The GoGo board is a low-cost open-source hardware device for educational robotics, scientific experiments, and environmental sensing. Children can use the board to construct robots, measure and log environmental data, conduct scientific investigations, create game controllers, build interactive art installations, and much more.
BACKGROUND
The GoGo board was designed based on years of extensive field work in developing countries, which concluded that the technological solutions that were available for schools were either not appropriate or too expensive—a single robotics kit would cost the equivalent of a teachers’ monthly salary.
The tenets of our design framework, thus, are:
- The hardware is inexpensive,
- The components are locally available,
- Local assembly is possible with simple equipment,
- There are multiple modes of acquisition (for a single student or a school system) and, last but not least,
- It is open-source.
GOAL
The ultimate goal of the project is to allow for much more widespread adoption in schools worldwide, namely:
- keep developing stable and robust versions of the board,
- generate more educational materials to help teachers and students,
- develop easy-to-use educational kits (for science, robotics, and data-logging)

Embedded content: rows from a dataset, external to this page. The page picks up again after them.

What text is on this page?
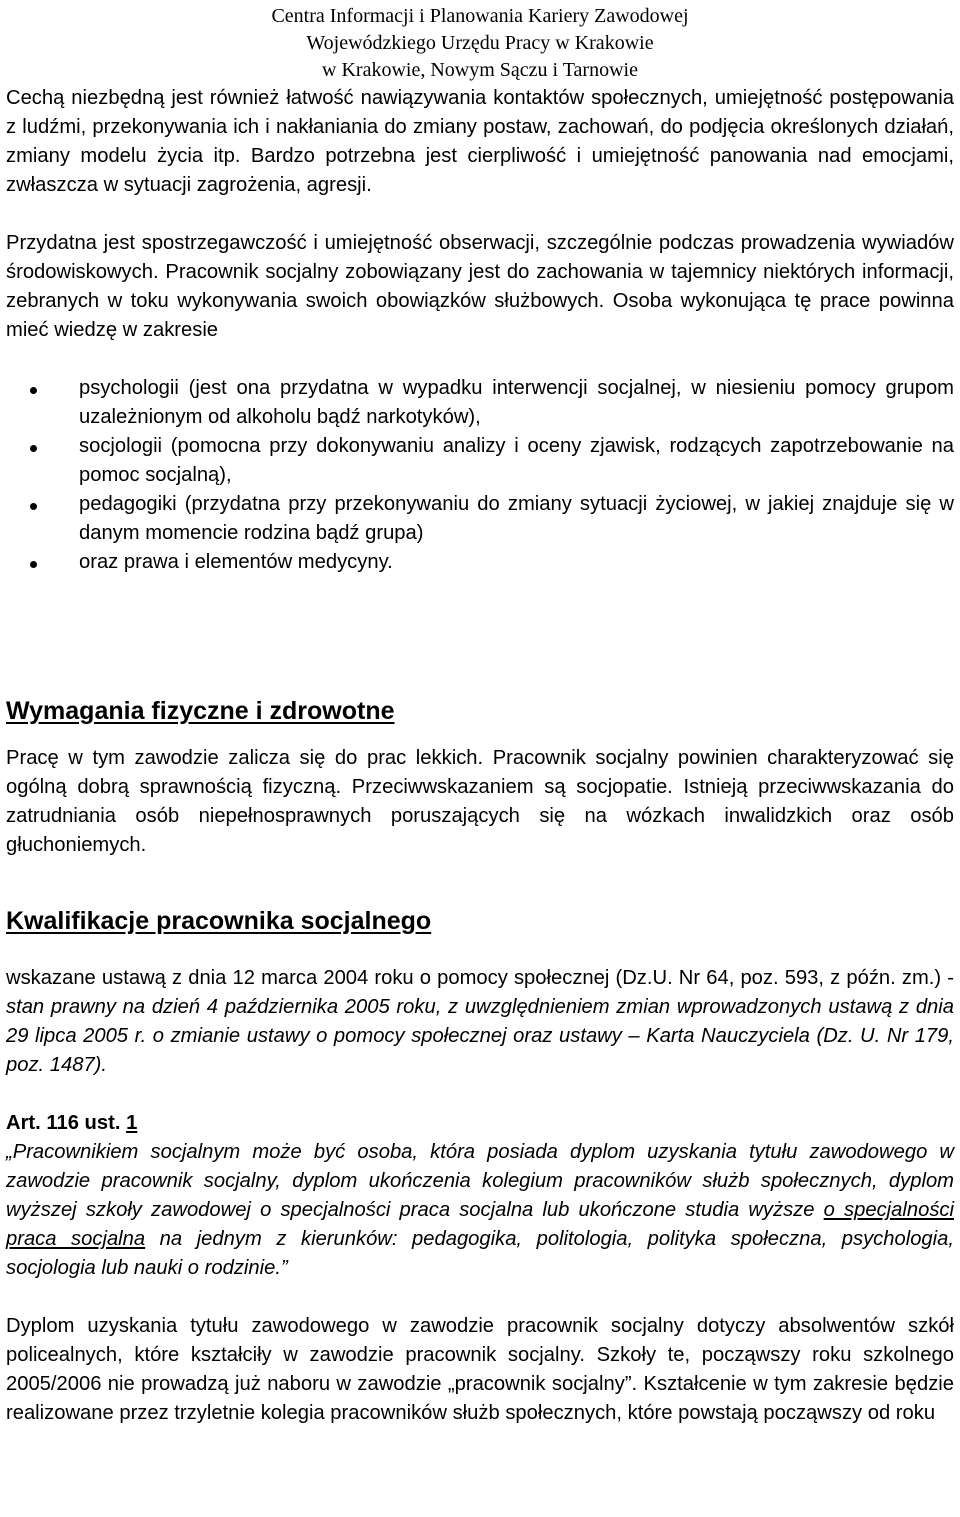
Centra Informacji i Planowania Kariery Zawodowej
Wojewódzkiego Urzędu Pracy w Krakowie
w Krakowie, Nowym Sączu i Tarnowie

Cechą niezbędną jest również łatwość nawiązywania kontaktów społecznych, umiejętność postępowania z ludźmi, przekonywania ich i nakłaniania do zmiany postaw, zachowań, do podjęcia określonych działań, zmiany modelu życia itp. Bardzo potrzebna jest cierpliwość i umiejętność panowania nad emocjami, zwłaszcza w sytuacji zagrożenia, agresji.

Przydatna jest spostrzegawczość i umiejętność obserwacji, szczególnie podczas prowadzenia wywiadów środowiskowych. Pracownik socjalny zobowiązany jest do zachowania w tajemnicy niektórych informacji, zebranych w toku wykonywania swoich obowiązków służbowych. Osoba wykonująca tę prace powinna mieć wiedzę w zakresie

psychologii (jest ona przydatna w wypadku interwencji socjalnej, w niesieniu pomocy grupom uzależnionym od alkoholu bądź narkotyków),
socjologii (pomocna przy dokonywaniu analizy i oceny zjawisk, rodzących zapotrzebowanie na pomoc socjalną),
pedagogiki (przydatna przy przekonywaniu do zmiany sytuacji życiowej, w jakiej znajduje się w danym momencie rodzina bądź grupa)
oraz prawa i elementów medycyny.
Wymagania fizyczne i zdrowotne

Pracę w tym zawodzie zalicza się do prac lekkich. Pracownik socjalny powinien charakteryzować się ogólną dobrą sprawnością fizyczną. Przeciwwskazaniem są socjopatie. Istnieją przeciwwskazania do zatrudniania osób niepełnosprawnych poruszających się na wózkach inwalidzkich oraz osób głuchoniemych.

Kwalifikacje pracownika socjalnego

wskazane ustawą z dnia 12 marca 2004 roku o pomocy społecznej (Dz.U. Nr 64, poz. 593, z późn. zm.) - stan prawny na dzień 4 października 2005 roku, z uwzględnieniem zmian wprowadzonych ustawą z dnia 29 lipca 2005 r. o zmianie ustawy o pomocy społecznej oraz ustawy – Karta Nauczyciela (Dz. U. Nr 179, poz. 1487).

Art. 116 ust. 1

„Pracownikiem socjalnym może być osoba, która posiada dyplom uzyskania tytułu zawodowego w zawodzie pracownik socjalny, dyplom ukończenia kolegium pracowników służb społecznych, dyplom wyższej szkoły zawodowej o specjalności praca socjalna lub ukończone studia wyższe o specjalności praca socjalna na jednym z kierunków: pedagogika, politologia, polityka społeczna, psychologia, socjologia lub nauki o rodzinie.”

Dyplom uzyskania tytułu zawodowego w zawodzie pracownik socjalny dotyczy absolwentów szkół policealnych, które kształciły w zawodzie pracownik socjalny. Szkoły te, począwszy roku szkolnego 2005/2006 nie prowadzą już naboru w zawodzie „pracownik socjalny”. Kształcenie w tym zakresie będzie realizowane przez trzyletnie kolegia pracowników służb społecznych, które powstają począwszy od roku
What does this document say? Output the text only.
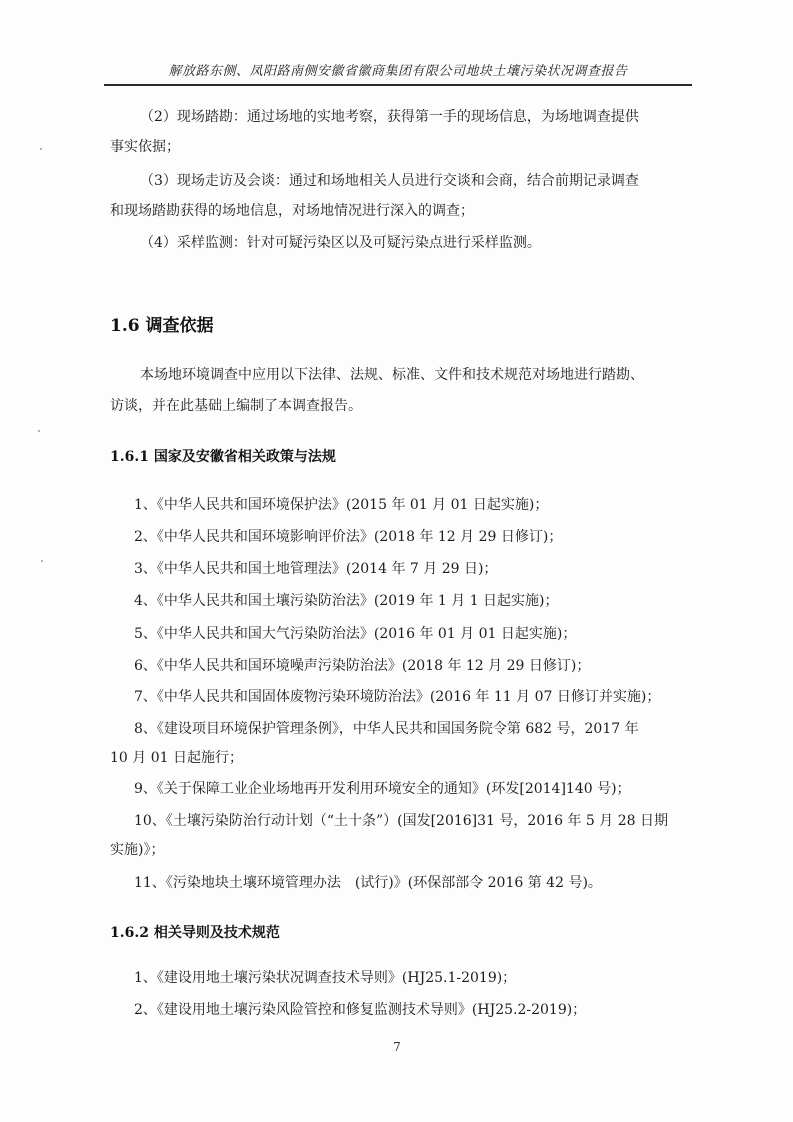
解放路东侧、凤阳路南侧安徽省徽商集团有限公司地块土壤污染状况调查报告
（2）现场踏勘：通过场地的实地考察，获得第一手的现场信息，为场地调查提供
事实依据；
（3）现场走访及会谈：通过和场地相关人员进行交谈和会商，结合前期记录调查
和现场踏勘获得的场地信息，对场地情况进行深入的调查；
（4）采样监测：针对可疑污染区以及可疑污染点进行采样监测。
1.6 调查依据
本场地环境调查中应用以下法律、法规、标准、文件和技术规范对场地进行踏勘、
访谈，并在此基础上编制了本调查报告。
1.6.1 国家及安徽省相关政策与法规
1、《中华人民共和国环境保护法》(2015 年 01 月 01 日起实施)；
2、《中华人民共和国环境影响评价法》(2018 年 12 月 29 日修订)；
3、《中华人民共和国土地管理法》(2014 年 7 月 29 日)；
4、《中华人民共和国土壤污染防治法》(2019 年 1 月 1 日起实施)；
5、《中华人民共和国大气污染防治法》(2016 年 01 月 01 日起实施)；
6、《中华人民共和国环境噪声污染防治法》(2018 年 12 月 29 日修订)；
7、《中华人民共和国固体废物污染环境防治法》(2016 年 11 月 07 日修订并实施)；
8、《建设项目环境保护管理条例》，中华人民共和国国务院令第 682 号，2017 年
10 月 01 日起施行；
9、《关于保障工业企业场地再开发利用环境安全的通知》(环发[2014]140 号)；
10、《土壤污染防治行动计划（“土十条”）(国发[2016]31 号，2016 年 5 月 28 日期
实施)》；
11、《污染地块土壤环境管理办法　(试行)》(环保部部令 2016 第 42 号)。
1.6.2 相关导则及技术规范
1、《建设用地土壤污染状况调查技术导则》(HJ25.1-2019)；
2、《建设用地土壤污染风险管控和修复监测技术导则》(HJ25.2-2019)；
7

- explore new directions in physical computing and programming.
RESULTS
The GoGo board has been used for more than 10 years in workshops across the world, including Thailand, Brazil, Mexico, Costa Rica, Portugal, China, and the United States. There current thousands of boards in schools worldwide.
PRINCIPAL PUBLICATIONS
GoGo Board: Augmenting Programmable Bricks for Economically Challenged Audiences, In Proceedings of the International Conference of the Learning Sciences (ICLS 2004), Los Angeles, USA, 2004.

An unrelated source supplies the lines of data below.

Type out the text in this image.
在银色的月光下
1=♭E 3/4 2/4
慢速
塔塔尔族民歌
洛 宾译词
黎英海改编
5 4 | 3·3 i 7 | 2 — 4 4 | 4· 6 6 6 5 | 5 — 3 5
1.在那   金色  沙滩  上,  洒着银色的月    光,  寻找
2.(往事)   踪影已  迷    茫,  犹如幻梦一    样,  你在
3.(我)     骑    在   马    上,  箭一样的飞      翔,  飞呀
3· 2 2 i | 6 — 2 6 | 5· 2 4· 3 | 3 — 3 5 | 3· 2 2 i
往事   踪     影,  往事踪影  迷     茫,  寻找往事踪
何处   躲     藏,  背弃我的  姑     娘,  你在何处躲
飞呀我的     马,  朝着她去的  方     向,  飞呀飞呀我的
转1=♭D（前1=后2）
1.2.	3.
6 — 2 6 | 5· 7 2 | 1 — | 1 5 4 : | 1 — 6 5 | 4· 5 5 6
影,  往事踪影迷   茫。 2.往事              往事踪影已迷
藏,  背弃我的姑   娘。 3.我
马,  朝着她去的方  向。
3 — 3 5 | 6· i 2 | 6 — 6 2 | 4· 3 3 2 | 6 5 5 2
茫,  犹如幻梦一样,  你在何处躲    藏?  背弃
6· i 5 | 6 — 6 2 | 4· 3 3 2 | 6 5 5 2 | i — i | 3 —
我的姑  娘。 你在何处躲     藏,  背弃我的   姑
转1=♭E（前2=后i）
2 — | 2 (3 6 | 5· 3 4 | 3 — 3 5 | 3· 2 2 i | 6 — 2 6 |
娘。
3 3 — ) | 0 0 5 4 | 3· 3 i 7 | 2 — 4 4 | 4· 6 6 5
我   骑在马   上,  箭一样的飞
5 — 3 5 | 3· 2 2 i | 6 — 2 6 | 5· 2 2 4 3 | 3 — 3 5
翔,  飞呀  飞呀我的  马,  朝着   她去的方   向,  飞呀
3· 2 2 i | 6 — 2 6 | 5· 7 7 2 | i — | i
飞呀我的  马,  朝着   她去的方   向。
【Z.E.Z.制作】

The GoGo Board: Moving towards highly available computational tools in learning environments, In Procedings of the Interactive Computer Aided Learning International Workshop, Carinthia Technology Institute, Villach, Austria, 2002.
Sipitakiat, A., Blikstein, P. & Cavallo, D. (2003). GoGo board: low-cost, programmable and reconfigurable robotics. In Sampaio, F., Motta C., Santoro, F. (Eds.), XIV Simpósio Brasileiro de Informática na Educação – Mini-Cursos. Rio de Janeiro, Brazil: Ed. Federal University of Rio de Janeiro.